Artwork

Χωρίς τίτλο

Χωρίς τίτλο, by Lisa Hoever, unspecified, 2001
Χωρίς τίτλο, by Lisa Hoever, unspecified, 2001

Χωρίς τίτλο is an unspecified work on paper by the Contemporary Abstract artist Lisa Hoever. It dates from 2001 and is held in the collection of the Metropolitan Organisation of Museums of Visual Arts of Thessaloniki – MOMus.

About this work

The colors stay bright but the shapes wobble, halfway between real blooms and something dreamy.

Lisa Hoever’s 2001 watercolor blends soft purples and sharp greens. A few petals float on a pale wash, doubled like a shadow in a mirror. The colors stay bright but the shapes wobble, halfway between real blooms and something dreamy.

She often starts with real things—flowers, leaves, vases—but twists them. Here, the doubled image makes you look twice. The paint stays wet long enough to blur edges, so details slide into suggestion.
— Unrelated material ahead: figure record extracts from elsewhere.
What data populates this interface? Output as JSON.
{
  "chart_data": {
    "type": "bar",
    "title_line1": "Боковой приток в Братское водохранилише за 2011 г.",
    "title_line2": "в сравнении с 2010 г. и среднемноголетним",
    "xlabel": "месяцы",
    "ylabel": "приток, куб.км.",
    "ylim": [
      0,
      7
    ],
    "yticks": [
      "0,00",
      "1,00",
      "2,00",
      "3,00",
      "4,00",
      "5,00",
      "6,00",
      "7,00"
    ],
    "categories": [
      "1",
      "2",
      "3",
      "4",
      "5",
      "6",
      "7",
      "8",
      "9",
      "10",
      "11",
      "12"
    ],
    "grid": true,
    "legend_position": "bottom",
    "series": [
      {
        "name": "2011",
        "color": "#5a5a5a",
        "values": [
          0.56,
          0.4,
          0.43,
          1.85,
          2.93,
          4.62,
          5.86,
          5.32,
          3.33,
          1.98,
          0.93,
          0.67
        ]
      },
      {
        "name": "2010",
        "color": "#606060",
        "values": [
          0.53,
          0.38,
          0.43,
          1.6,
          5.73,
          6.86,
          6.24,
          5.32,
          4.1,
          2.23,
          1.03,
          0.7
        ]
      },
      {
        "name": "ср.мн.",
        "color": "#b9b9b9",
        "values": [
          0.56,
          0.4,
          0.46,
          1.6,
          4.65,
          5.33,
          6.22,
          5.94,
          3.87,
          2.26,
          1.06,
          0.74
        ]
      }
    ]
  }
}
See how the left side stays crisp while the right fades? That’s glazing, a watercolor trick. Try Hoever, Lisa (1952) next.

Overview

The untitled watercolor by Lisa Hoever, created in 2001, exemplifies the artist’s medium‑sized works that balance vivid coloration with a tension between representation and abstraction. The composition presents a cluster of petals rendered in soft purples and vivid greens, arranged so that each element appears twice, as if reflected in a mirror.

Subject & Meaning

The source material for the piece is a botanical study—flowers rendered from observation—but Hoever manipulates the forms through duplication, prompting viewers to consider perception and the fleeting nature of visual experience. The mirrored duplication creates a dialogue between the concrete and the ethereal.

Technique & Style

Executed in watercolor, the work employs wet‑on‑wet application that allows edges to bleed, softening details into suggestion. A deliberate glazing technique leaves the left side of the image sharply defined while the right side gradually loses focus, emphasizing the medium’s capacity for transparency and depth.

History & Provenance

The painting entered the collection of the MOMus Museum of Contemporary Art as part of a broader acquisition of Hoever’s watercolors, which the museum identifies as a significant representation of her practice during the early 2000s.

Context

Hoever’s watercolors often begin with tangible objects—flowers, leaves, vases, fabric samples—and are transformed through processes of doubling or mirroring. This approach situates the work within a contemporary dialogue about the reinterpretation of everyday motifs in visual art.